O presidente do IPT, Fernando Landgraf, concede entrevista à Folha dentro da câmara de compatibilidade eletromagnética do instituto, em São Paulo, em outubro de 2014
O presidente do IPT, Fernando Landgraf, concede entrevista à Folha dentro da câmara de compatibilidade eletromagnética do instituto, em São Paulo, em outubro de 2014 – Apu Gomes – 16.out.14/Folhapress

Na trilha de Mário de Andrade (1893-1945), descobrimos nos últimos 20 anos novos “males do Brasil”. Encontram-se na parca intensidade de inovação tecnológica no setor industrial, que reforça a baixa produtividade da nossa economia.

Dentre as várias explicações para esses males, uma das facetas seria o desequilíbrio entre a nossa produção científica e a tecnológica.

Nos últimos cem anos, o governo federal e os estaduais tomaram iniciativas que levaram a contribuição científica anual brasileira a se equiparar à nossa participação econômica no PIB mundial: somos 3%.

Desconfortável é nossa participação no número anual de patentes, com uma contribuição dez vezes menor, que não pode ser creditada à morosidade nos registros.

Na maior parte do mundo, a produção científica é gerada em universidades, com forte subsídio público. A inovação tecnológica se dá principalmente nas empresas, pois são elas que enfrentam os desafios e os riscos de transformar ideias em processos e produtos.

Diz a lenda que falta ao empresariado brasileiro mais apetite ao risco de enfrentar esses desafios.

Uma hipótese atraente seria reduzir esse risco aproximando os empresários das instituições de ciência e tecnologia. Várias iniciativas foram criadas, da parte dos governos, para compartilhar o risco da inovação: o BNDES criou um fundo que subsidia a parceria entre empresas e instituições de pesquisa (Funtec).
Esse mesmo banco também fez empréstimo de porte à CNI (Confederação Nacional da Indústria), para viabilizar os institutos Senai de inovação.
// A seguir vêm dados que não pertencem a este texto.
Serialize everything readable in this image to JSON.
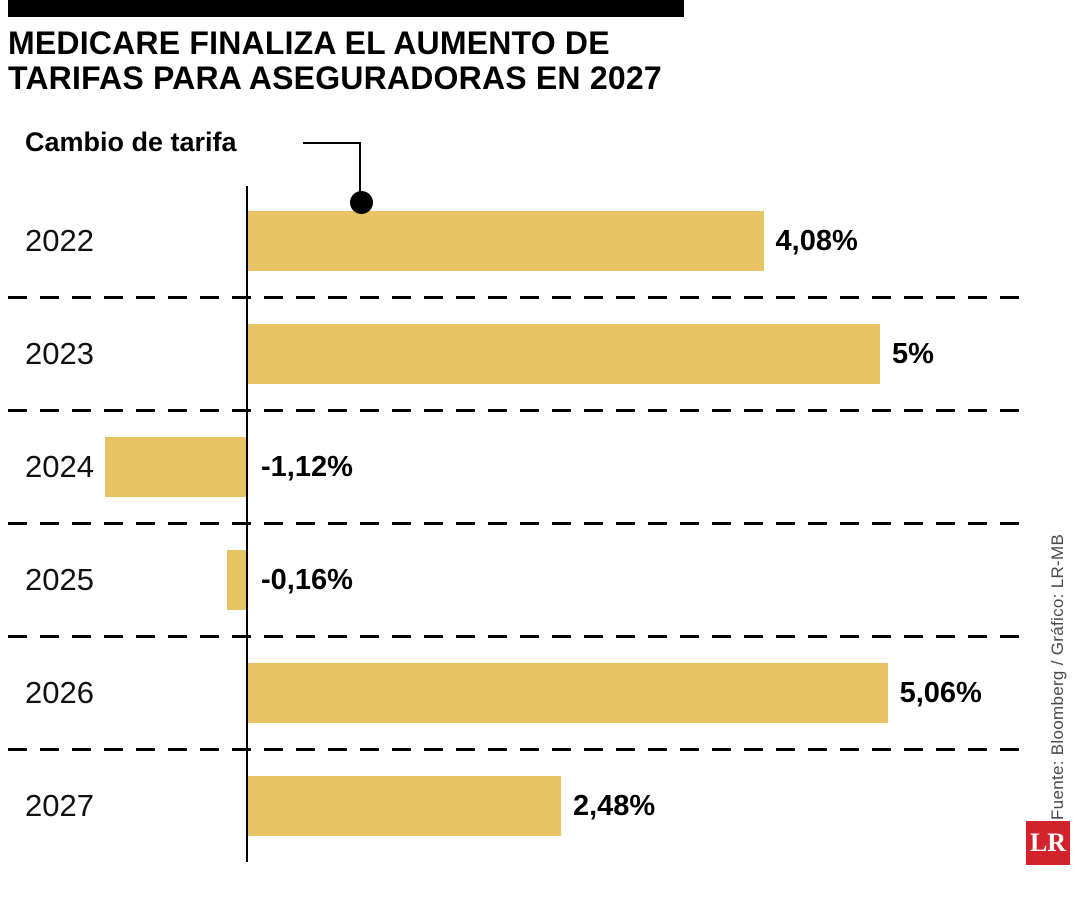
{
  "header": {
    "title": "MEDICARE FINALIZA EL AUMENTO DE\nTARIFAS PARA ASEGURADORAS EN 2027"
  },
  "legend": {
    "label": "Cambio de tarifa"
  },
  "chart_data": {
    "type": "bar",
    "orientation": "horizontal",
    "title": "Medicare finaliza el aumento de tarifas para aseguradoras en 2027",
    "series_label": "Cambio de tarifa",
    "categories": [
      "2022",
      "2023",
      "2024",
      "2025",
      "2026",
      "2027"
    ],
    "values": [
      4.08,
      5.0,
      -1.12,
      -0.16,
      5.06,
      2.48
    ],
    "value_labels": [
      "4,08%",
      "5%",
      "-1,12%",
      "-0,16%",
      "5,06%",
      "2,48%"
    ],
    "unit": "%",
    "xlim": [
      -1.5,
      5.5
    ],
    "bar_color": "#E8C364",
    "zero_axis": true,
    "grid": "dashed horizontal separators between categories",
    "legend_position": "top-left with callout dot on first bar"
  },
  "footer": {
    "source": "Fuente: Bloomberg / Gráfico: LR-MB",
    "logo_text": "LR",
    "logo_color": "#D2232A"
  }
}
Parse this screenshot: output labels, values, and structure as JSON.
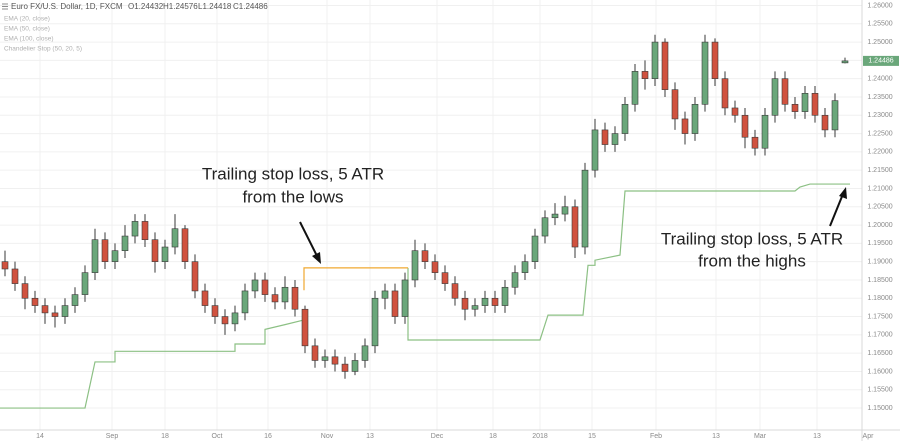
{
  "chart_data": {
    "type": "candlestick",
    "title": "Euro FX/U.S. Dollar, 1D, FXCM",
    "readout": [
      "O1.24432",
      "H1.24576",
      "L1.24418",
      "C1.24486"
    ],
    "indicators": [
      "EMA (20, close)",
      "EMA (50, close)",
      "EMA (100, close)",
      "Chandelier Stop (50, 20, 5)"
    ],
    "open": [
      1.19,
      1.188,
      1.184,
      1.18,
      1.178,
      1.176,
      1.175,
      1.178,
      1.181,
      1.187,
      1.196,
      1.19,
      1.193,
      1.197,
      1.201,
      1.196,
      1.19,
      1.194,
      1.199,
      1.19,
      1.182,
      1.178,
      1.175,
      1.173,
      1.176,
      1.182,
      1.185,
      1.181,
      1.179,
      1.183,
      1.177,
      1.167,
      1.163,
      1.164,
      1.162,
      1.16,
      1.163,
      1.167,
      1.18,
      1.182,
      1.175,
      1.185,
      1.193,
      1.19,
      1.187,
      1.184,
      1.18,
      1.177,
      1.178,
      1.18,
      1.178,
      1.183,
      1.187,
      1.19,
      1.197,
      1.202,
      1.203,
      1.205,
      1.194,
      1.215,
      1.226,
      1.222,
      1.225,
      1.233,
      1.242,
      1.24,
      1.25,
      1.237,
      1.229,
      1.225,
      1.233,
      1.25,
      1.24,
      1.232,
      1.23,
      1.224,
      1.221,
      1.23,
      1.24,
      1.233,
      1.231,
      1.236,
      1.23,
      1.226,
      1.24432
    ],
    "high": [
      1.193,
      1.19,
      1.186,
      1.182,
      1.18,
      1.178,
      1.18,
      1.183,
      1.189,
      1.199,
      1.198,
      1.195,
      1.2,
      1.203,
      1.203,
      1.198,
      1.196,
      1.203,
      1.2,
      1.192,
      1.184,
      1.18,
      1.177,
      1.178,
      1.184,
      1.187,
      1.187,
      1.183,
      1.186,
      1.185,
      1.178,
      1.169,
      1.166,
      1.166,
      1.164,
      1.165,
      1.169,
      1.182,
      1.184,
      1.184,
      1.187,
      1.196,
      1.195,
      1.192,
      1.189,
      1.186,
      1.182,
      1.18,
      1.182,
      1.182,
      1.185,
      1.189,
      1.192,
      1.199,
      1.204,
      1.206,
      1.208,
      1.207,
      1.217,
      1.229,
      1.228,
      1.227,
      1.235,
      1.244,
      1.245,
      1.252,
      1.251,
      1.239,
      1.231,
      1.235,
      1.252,
      1.251,
      1.242,
      1.234,
      1.232,
      1.226,
      1.232,
      1.242,
      1.242,
      1.235,
      1.238,
      1.238,
      1.232,
      1.236,
      1.24576
    ],
    "low": [
      1.186,
      1.182,
      1.177,
      1.176,
      1.173,
      1.172,
      1.173,
      1.176,
      1.179,
      1.185,
      1.188,
      1.188,
      1.191,
      1.195,
      1.194,
      1.187,
      1.188,
      1.192,
      1.188,
      1.18,
      1.176,
      1.173,
      1.17,
      1.171,
      1.174,
      1.18,
      1.179,
      1.177,
      1.177,
      1.175,
      1.165,
      1.161,
      1.161,
      1.16,
      1.158,
      1.159,
      1.161,
      1.165,
      1.177,
      1.173,
      1.173,
      1.183,
      1.188,
      1.185,
      1.182,
      1.178,
      1.174,
      1.175,
      1.176,
      1.176,
      1.176,
      1.181,
      1.185,
      1.188,
      1.195,
      1.2,
      1.201,
      1.191,
      1.192,
      1.213,
      1.22,
      1.22,
      1.223,
      1.231,
      1.237,
      1.238,
      1.235,
      1.226,
      1.222,
      1.223,
      1.231,
      1.238,
      1.23,
      1.228,
      1.221,
      1.219,
      1.219,
      1.228,
      1.231,
      1.229,
      1.229,
      1.228,
      1.224,
      1.224,
      1.24418
    ],
    "close": [
      1.188,
      1.184,
      1.18,
      1.178,
      1.176,
      1.175,
      1.178,
      1.181,
      1.187,
      1.196,
      1.19,
      1.193,
      1.197,
      1.201,
      1.196,
      1.19,
      1.194,
      1.199,
      1.19,
      1.182,
      1.178,
      1.175,
      1.173,
      1.176,
      1.182,
      1.185,
      1.181,
      1.179,
      1.183,
      1.177,
      1.167,
      1.163,
      1.164,
      1.162,
      1.16,
      1.163,
      1.167,
      1.18,
      1.182,
      1.175,
      1.185,
      1.193,
      1.19,
      1.187,
      1.184,
      1.18,
      1.177,
      1.178,
      1.18,
      1.178,
      1.183,
      1.187,
      1.19,
      1.197,
      1.202,
      1.203,
      1.205,
      1.194,
      1.215,
      1.226,
      1.222,
      1.225,
      1.233,
      1.242,
      1.24,
      1.25,
      1.237,
      1.229,
      1.225,
      1.233,
      1.25,
      1.24,
      1.232,
      1.23,
      1.224,
      1.221,
      1.23,
      1.24,
      1.233,
      1.231,
      1.236,
      1.23,
      1.226,
      1.234,
      1.24486
    ],
    "up_color": "#6aa77a",
    "down_color": "#d0523f",
    "stop_lines": [
      {
        "color": "#8cc084",
        "x": [
          -0.5,
          8,
          9,
          11,
          11,
          23,
          23,
          26,
          26,
          28,
          29.8,
          35,
          40.3,
          40.3,
          53.5,
          54.3,
          57.8,
          58.3,
          59,
          59,
          61.5,
          62,
          79,
          79.5,
          80.5,
          84.5
        ],
        "values": [
          1.15,
          1.15,
          1.1626,
          1.1626,
          1.1655,
          1.1655,
          1.1675,
          1.1675,
          1.1715,
          1.1728,
          1.174,
          null,
          1.1883,
          1.1686,
          1.1686,
          1.1754,
          1.1754,
          1.189,
          1.189,
          1.1904,
          1.1918,
          1.2093,
          1.2093,
          1.2104,
          1.2112,
          1.2112
        ]
      },
      {
        "color": "#f0a830",
        "x": [
          29.9,
          29.9,
          40.3
        ],
        "values": [
          1.1822,
          1.1883,
          1.1883
        ]
      }
    ],
    "xlim": [
      -0.5,
      85.7
    ],
    "xticks": [
      {
        "value": 3.5,
        "label": "14"
      },
      {
        "value": 10.7,
        "label": "Sep"
      },
      {
        "value": 16,
        "label": "18"
      },
      {
        "value": 21.2,
        "label": "Oct"
      },
      {
        "value": 26.3,
        "label": "16"
      },
      {
        "value": 32.2,
        "label": "Nov"
      },
      {
        "value": 36.5,
        "label": "13"
      },
      {
        "value": 43.2,
        "label": "Dec"
      },
      {
        "value": 48.8,
        "label": "18"
      },
      {
        "value": 53.5,
        "label": "2018"
      },
      {
        "value": 58.7,
        "label": "15"
      },
      {
        "value": 65.1,
        "label": "Feb"
      },
      {
        "value": 71.1,
        "label": "13"
      },
      {
        "value": 75.5,
        "label": "Mar"
      },
      {
        "value": 81.2,
        "label": "13"
      },
      {
        "value": 86.3,
        "label": "Apr"
      }
    ],
    "ylim": [
      1.144,
      1.2615
    ],
    "yticks": [
      {
        "value": 1.15,
        "label": "1.15000"
      },
      {
        "value": 1.155,
        "label": "1.15500"
      },
      {
        "value": 1.16,
        "label": "1.16000"
      },
      {
        "value": 1.165,
        "label": "1.16500"
      },
      {
        "value": 1.17,
        "label": "1.17000"
      },
      {
        "value": 1.175,
        "label": "1.17500"
      },
      {
        "value": 1.18,
        "label": "1.18000"
      },
      {
        "value": 1.185,
        "label": "1.18500"
      },
      {
        "value": 1.19,
        "label": "1.19000"
      },
      {
        "value": 1.195,
        "label": "1.19500"
      },
      {
        "value": 1.2,
        "label": "1.20000"
      },
      {
        "value": 1.205,
        "label": "1.20500"
      },
      {
        "value": 1.21,
        "label": "1.21000"
      },
      {
        "value": 1.215,
        "label": "1.21500"
      },
      {
        "value": 1.22,
        "label": "1.22000"
      },
      {
        "value": 1.225,
        "label": "1.22500"
      },
      {
        "value": 1.23,
        "label": "1.23000"
      },
      {
        "value": 1.235,
        "label": "1.23500"
      },
      {
        "value": 1.24,
        "label": "1.24000"
      },
      {
        "value": 1.245,
        "label": "1.24500"
      },
      {
        "value": 1.25,
        "label": "1.25000"
      },
      {
        "value": 1.255,
        "label": "1.25500"
      },
      {
        "value": 1.26,
        "label": "1.26000"
      }
    ],
    "grid": true,
    "annotations": [
      {
        "lines": [
          "Trailing stop loss, 5 ATR",
          "from the lows"
        ]
      },
      {
        "lines": [
          "Trailing stop loss, 5 ATR",
          "from the highs"
        ]
      }
    ]
  }
}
O Ministério da Ciência, Tecnologia, Inovações e Comunicações viabilizou a Embrapii (Associação Brasileira de Pesquisa e Inovação Industrial), um mecanismo de fomento ágil e bem-sucedido, enquanto a Fapesp (Fundação de Amparo à Pesquisa do Estado de São Paulo) fortaleceu seus programas de apoio a empresas (Pipe e Pite).

Graças às iniciativas de compartilhamento dos riscos da inovação, foi possível aumentar, de 11% em 2011 para 40% em 2017, a participação da receita do IPT (Instituto de Pesquisas Tecnológicas) com projetos inovadores em parceria com empresas.

No âmbito paulista, a intenção de acelerar esse processo levou a uma importante ação da Secretaria de Desenvolvimento Econômico, Ciência, Tecnologia e Inovação do Governo do Estado em 2017: a alocação de R$ 120 milhões, provenientes do orçamento da Fapesp, para projetos dos institutos de pesquisa estaduais, criados justamente para fazer a ponte entre a ciência gerada nas universidades e as demandas da sociedade.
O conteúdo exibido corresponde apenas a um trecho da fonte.